One question raised by this section is “What would be considered a non-ageist approach?” The chapter on ageism in the visual media by Loos and Ivan (2018; Chap. 11) attempts to answer this question by arguing for the importance of diversity in older adults’ representations and experiences. They support a transition from the portrayal of older adults in the visual media as invisible, weak, or frail to other, more nuanced portrayals of ageing and old age. However, they argue that the current successful ageing and active ageing models do not fit the ageing process of all older adults, and, thus, they must be diversified. This is similar to the arguments made by Gewirtz-Meydan et al. (2018) in this section regarding sexuality in the age of Viagra. Providing older adults with diverse models of ageing is a necessary next step in creating a non-ageist society. This claim is also supported in the previous section by Lev et al., who see a long continuum that includes impairment, failure, and disability as well as successful or active ageing, which should be acknowledged and respected. The chapters by Wyman, Shiovitz-Ezra, and Bengel (2018) and Fialová et al. (2018) in this section, on the other hand, argue that a non-ageist approach must be individually tailored. Although age can be one characteristic to take into account in medical diagnosis or treatment, it is by no means the only criterion. An individualized approach to care takes into account a variety of factors, not just chronological age.
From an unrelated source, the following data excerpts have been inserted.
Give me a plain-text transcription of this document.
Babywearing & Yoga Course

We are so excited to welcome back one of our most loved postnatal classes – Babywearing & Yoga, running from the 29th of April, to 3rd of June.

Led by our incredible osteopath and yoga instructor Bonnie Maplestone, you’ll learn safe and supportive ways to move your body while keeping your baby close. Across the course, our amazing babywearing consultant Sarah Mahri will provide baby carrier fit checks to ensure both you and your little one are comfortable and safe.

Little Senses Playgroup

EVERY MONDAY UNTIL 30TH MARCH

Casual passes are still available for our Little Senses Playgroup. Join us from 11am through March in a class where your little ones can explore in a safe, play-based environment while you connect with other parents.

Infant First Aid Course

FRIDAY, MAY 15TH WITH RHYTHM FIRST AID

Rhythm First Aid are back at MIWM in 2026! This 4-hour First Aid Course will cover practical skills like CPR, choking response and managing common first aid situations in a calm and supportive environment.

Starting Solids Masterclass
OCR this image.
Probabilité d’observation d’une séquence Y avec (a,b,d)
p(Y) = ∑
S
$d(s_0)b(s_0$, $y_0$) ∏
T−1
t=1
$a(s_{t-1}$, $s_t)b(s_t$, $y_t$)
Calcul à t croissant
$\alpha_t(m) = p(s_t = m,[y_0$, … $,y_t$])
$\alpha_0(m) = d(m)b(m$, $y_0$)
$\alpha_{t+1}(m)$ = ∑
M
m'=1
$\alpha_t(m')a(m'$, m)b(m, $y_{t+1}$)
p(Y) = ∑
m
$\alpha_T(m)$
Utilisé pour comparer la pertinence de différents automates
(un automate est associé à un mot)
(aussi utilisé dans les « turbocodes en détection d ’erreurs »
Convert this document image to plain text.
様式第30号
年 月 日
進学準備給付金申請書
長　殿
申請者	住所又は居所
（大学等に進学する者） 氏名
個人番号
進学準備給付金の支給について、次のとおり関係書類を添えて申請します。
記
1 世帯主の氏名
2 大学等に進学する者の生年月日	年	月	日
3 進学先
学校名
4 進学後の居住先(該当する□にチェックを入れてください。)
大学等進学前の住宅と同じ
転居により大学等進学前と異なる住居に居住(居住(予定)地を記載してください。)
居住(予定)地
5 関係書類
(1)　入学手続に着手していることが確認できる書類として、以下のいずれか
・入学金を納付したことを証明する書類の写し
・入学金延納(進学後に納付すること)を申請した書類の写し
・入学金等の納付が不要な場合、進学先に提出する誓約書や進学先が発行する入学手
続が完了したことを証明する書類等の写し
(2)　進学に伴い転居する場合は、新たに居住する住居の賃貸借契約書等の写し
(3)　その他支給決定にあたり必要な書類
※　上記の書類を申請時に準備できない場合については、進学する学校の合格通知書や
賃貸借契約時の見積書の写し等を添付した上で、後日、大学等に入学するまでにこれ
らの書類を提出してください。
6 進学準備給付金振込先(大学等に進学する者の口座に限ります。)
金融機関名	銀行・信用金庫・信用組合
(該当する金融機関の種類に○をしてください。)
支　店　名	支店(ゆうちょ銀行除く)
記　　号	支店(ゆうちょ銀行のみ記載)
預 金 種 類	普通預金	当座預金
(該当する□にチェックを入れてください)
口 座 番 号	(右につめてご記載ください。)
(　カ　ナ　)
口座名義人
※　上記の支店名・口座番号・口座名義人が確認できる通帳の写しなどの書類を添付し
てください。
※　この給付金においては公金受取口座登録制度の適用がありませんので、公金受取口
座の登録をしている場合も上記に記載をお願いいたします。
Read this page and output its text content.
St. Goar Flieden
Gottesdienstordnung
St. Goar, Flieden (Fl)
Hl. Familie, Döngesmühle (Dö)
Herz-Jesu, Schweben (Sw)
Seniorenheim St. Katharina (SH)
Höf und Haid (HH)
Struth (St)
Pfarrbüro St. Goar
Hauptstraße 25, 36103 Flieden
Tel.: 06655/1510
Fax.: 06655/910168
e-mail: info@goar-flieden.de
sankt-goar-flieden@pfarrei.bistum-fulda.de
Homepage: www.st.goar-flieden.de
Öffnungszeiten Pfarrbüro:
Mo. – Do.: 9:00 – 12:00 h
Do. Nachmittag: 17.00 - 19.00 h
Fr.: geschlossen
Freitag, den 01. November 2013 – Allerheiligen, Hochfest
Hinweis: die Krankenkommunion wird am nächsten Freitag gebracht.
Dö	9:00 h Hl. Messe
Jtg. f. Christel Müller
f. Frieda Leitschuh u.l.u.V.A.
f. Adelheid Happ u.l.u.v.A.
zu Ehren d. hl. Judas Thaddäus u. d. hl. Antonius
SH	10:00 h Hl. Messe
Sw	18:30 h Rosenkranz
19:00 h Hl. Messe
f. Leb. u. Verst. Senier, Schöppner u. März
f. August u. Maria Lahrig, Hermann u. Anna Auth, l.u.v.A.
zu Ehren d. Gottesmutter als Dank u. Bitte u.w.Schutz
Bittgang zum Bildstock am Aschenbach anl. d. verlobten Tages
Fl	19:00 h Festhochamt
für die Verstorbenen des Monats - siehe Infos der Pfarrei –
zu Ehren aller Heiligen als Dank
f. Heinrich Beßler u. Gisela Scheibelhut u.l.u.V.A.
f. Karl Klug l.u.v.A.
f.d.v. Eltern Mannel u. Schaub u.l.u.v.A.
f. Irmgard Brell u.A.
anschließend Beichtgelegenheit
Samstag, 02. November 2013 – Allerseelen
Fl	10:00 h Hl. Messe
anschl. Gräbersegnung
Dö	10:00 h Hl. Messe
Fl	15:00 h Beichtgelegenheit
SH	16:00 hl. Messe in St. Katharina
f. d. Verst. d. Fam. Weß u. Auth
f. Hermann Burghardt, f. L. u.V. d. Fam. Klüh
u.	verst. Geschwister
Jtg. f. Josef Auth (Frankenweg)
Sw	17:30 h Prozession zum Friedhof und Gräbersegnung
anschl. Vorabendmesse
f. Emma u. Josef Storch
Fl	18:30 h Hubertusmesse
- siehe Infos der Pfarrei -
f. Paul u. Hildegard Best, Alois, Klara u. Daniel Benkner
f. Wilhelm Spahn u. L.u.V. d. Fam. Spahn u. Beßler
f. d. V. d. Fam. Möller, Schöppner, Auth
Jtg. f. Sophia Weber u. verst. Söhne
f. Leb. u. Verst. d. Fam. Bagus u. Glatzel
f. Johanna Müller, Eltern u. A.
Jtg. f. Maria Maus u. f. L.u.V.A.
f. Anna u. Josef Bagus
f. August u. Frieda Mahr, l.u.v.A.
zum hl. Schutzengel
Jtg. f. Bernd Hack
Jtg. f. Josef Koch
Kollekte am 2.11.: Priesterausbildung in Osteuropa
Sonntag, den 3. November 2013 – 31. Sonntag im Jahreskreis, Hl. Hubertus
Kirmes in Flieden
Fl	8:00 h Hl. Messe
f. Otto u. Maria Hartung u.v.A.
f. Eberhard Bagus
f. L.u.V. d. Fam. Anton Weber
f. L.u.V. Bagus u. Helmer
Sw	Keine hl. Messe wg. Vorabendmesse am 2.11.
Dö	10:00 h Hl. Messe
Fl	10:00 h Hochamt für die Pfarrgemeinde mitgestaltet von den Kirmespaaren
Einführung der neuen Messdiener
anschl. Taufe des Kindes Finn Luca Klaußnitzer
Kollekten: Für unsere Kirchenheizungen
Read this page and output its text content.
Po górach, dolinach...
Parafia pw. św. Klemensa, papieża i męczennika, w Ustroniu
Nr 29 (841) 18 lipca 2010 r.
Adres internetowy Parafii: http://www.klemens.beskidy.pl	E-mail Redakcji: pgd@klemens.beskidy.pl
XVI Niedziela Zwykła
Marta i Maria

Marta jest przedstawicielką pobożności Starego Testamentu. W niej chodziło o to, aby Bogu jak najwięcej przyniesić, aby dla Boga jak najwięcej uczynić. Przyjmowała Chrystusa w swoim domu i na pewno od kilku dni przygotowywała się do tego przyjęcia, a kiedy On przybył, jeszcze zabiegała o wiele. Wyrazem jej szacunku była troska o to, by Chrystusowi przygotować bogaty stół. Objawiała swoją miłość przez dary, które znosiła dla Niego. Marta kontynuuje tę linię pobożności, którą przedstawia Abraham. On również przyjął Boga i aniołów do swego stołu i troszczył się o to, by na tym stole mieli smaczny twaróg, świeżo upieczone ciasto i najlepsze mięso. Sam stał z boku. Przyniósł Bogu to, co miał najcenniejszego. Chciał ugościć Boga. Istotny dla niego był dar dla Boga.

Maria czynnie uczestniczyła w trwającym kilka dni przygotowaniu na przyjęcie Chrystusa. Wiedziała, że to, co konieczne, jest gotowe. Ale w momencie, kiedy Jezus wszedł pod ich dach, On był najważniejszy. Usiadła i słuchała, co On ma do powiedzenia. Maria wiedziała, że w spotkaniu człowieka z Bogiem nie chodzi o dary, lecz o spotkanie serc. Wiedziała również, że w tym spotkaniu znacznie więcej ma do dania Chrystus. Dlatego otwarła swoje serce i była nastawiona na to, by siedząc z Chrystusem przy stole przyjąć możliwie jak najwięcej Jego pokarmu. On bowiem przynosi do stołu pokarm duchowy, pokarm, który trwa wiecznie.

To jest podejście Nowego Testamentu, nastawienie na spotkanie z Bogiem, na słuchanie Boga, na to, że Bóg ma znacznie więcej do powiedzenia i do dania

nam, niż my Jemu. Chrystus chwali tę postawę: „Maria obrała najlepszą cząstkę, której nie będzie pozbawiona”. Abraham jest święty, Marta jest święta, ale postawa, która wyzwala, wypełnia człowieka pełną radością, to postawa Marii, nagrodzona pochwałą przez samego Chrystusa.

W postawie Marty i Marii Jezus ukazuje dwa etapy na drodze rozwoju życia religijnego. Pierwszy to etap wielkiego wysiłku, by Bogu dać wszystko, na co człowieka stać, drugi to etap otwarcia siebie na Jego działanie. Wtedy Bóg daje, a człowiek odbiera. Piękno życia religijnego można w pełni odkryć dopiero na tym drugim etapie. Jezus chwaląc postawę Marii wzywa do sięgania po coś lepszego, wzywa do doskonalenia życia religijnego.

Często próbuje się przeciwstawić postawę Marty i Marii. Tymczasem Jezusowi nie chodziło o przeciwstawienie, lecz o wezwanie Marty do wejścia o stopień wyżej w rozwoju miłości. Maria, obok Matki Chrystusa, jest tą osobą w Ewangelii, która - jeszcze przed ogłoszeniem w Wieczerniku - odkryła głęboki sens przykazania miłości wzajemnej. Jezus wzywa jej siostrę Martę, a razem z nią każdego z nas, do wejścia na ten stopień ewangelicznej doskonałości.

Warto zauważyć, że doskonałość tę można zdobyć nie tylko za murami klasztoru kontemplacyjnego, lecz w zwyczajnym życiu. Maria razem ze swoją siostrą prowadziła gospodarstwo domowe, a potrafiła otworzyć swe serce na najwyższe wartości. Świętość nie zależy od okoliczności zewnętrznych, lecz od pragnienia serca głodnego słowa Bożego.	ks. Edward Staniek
Such an approach is non-ageist and highly appropriate for both young and old.

Other chapters, such as the chapter by Bodner et al. (2018; Chap. 15) on ageism in the mental health system, the chapter by Evans (2018; Chap. 16) on ageism and dementia, and the chapter by Ben-David et al. (2018; Chap. 17) on ageism and neuropsychological assessment, argue for increased knowledge and awareness as a means to address ageism. These authors, as well as others in this section, demonstrate the role of the beliefs and attitudes of health and mental health professionals in shaping reality. Greater awareness of ageist attitudes can help overcome some of the ageist practices currently in use.

This section on the manifestations and consequences of ageism is important because it demonstrates the pervasiveness of ageism and its negative contribution to the life and care of older adults. Ageism can be subtle and hardly noticed or explicit and well-acknowledged. Regardless of its form, it shapes the views of older adults about their abilities and needs as well as the views of the people surrounding them. Although the chapters do not aim to provide solutions to combat ageism, they do point to future directions which could improve the wellbeing and quality of life of older adults. These can be at the policy level (detailed in the next section), as well as at the individual level, for example in the form of educational interventions to promote individualized approaches and increase awareness of ageist attitudes.